Gyrocopters were invented and first flown in the U.S by Dr. Igor Bensen in 1955. Before the Gyrocopter, there was the Gyroglider of the 1940’s. The original “autogiro” was invented by Sr. Juan de la Cierva, a Spanish aeronautical engineer around 1923. He had been injured while testing an airplane design, and vowed to build a safe aircraft that would not stall or spin, and descend safely in case of engine failure. Cierva came to the U.S to form his own company. About 200 autogyros were manufactured and sold during the 1930’s, where they saw action for agricultural work and by the US Army.

 

The name “Gyrocopter” combines the descriptions of the flying features of the autogyro and the helicopter.
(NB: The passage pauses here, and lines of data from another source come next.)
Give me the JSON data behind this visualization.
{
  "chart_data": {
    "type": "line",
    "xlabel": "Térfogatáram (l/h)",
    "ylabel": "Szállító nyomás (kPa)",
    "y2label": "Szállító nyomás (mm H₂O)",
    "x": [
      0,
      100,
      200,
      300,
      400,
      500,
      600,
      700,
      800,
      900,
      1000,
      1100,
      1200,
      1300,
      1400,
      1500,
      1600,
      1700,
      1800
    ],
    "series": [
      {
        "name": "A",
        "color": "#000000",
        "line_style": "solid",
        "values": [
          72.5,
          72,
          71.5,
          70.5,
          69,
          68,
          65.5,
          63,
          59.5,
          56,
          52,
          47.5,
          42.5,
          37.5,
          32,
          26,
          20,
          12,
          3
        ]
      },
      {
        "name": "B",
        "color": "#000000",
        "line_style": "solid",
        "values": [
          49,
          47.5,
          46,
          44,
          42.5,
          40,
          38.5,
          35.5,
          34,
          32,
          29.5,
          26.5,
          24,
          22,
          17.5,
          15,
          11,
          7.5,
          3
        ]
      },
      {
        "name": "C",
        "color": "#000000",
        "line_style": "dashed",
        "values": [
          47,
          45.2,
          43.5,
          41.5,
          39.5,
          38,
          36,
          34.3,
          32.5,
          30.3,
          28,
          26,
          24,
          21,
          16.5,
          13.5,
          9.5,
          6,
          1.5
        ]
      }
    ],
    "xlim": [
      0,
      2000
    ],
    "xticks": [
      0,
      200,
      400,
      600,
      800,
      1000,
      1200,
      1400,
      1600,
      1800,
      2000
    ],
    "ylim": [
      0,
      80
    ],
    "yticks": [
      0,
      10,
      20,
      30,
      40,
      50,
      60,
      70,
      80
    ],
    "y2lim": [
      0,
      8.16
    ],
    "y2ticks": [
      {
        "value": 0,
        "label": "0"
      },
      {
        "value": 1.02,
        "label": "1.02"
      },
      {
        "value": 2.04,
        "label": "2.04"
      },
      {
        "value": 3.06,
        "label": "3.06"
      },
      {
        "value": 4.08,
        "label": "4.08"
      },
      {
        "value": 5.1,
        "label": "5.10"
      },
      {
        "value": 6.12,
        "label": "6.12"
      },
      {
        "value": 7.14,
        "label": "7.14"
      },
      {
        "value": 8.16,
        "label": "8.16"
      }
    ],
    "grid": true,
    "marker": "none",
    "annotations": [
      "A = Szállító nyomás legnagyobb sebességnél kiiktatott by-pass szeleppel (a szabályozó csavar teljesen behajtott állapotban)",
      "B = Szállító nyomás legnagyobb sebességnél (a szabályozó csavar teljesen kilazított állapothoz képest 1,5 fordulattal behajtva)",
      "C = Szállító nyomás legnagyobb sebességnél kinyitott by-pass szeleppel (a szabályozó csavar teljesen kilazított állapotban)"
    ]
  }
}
The name Gyrocopter is owned by the Bensen Aircraft Corporation and is actually a brand name like Kleenex. The FAA refers to these flying machines as gyroplanes, but whether they are referred to as gyrocopters, gyroplanes or autogyros, they are all talking about the same thing.

 

The first autogyros used short wings, but later the function of lift and flight controls were transferred to the rotor.

 

The rotor of the autogyro is not powered in flight. The airflow goes through the rotor from the bottom up. It is exactly the opposite of the helicopter, where the airflow comes from the top of the rotor. Because there is no power on the rotor, there is no torque against the airframe.

 

The helicopter came about much earlier than the autogyro. The first successes came in France as early as 1907, but the helicopter really didn’t blossom until 1940 when inventor Igor Sikorsky developed the tail-rotor type of helicopter design we are familiar with even to this day. The helicopter’s main advantages include its abilities to take off and land vertically, hover, and fly sideways and backwards, but the cost of this advanced flying machine puts it out of the reach of most average people.

 

The helicopter has a nose-down attitude during flight. That’s because it must tilt its rotor forward and pull itself forward by the rotor. This is just the opposite of the autogyro, which has the rotor tilted backward, with an almost level attitude during forward flight. Its forward motion comes from a pushing propeller.

 

Returning to the term “gyrocopter”… It is really derived from the similarities between helicopters and autogyros, for there are certain circumstances where the helicopter flies like autogyros and vice versa. The helicopter flies like an autogyro when its engine quits or power drops to zero. Almost all helicopters have the ability to fly in auto-rotation, where their rotors are turned by the force of wind alone, just as in autogyros. In a helicopter, this is a safety feature for descent under control in case of an engine failure.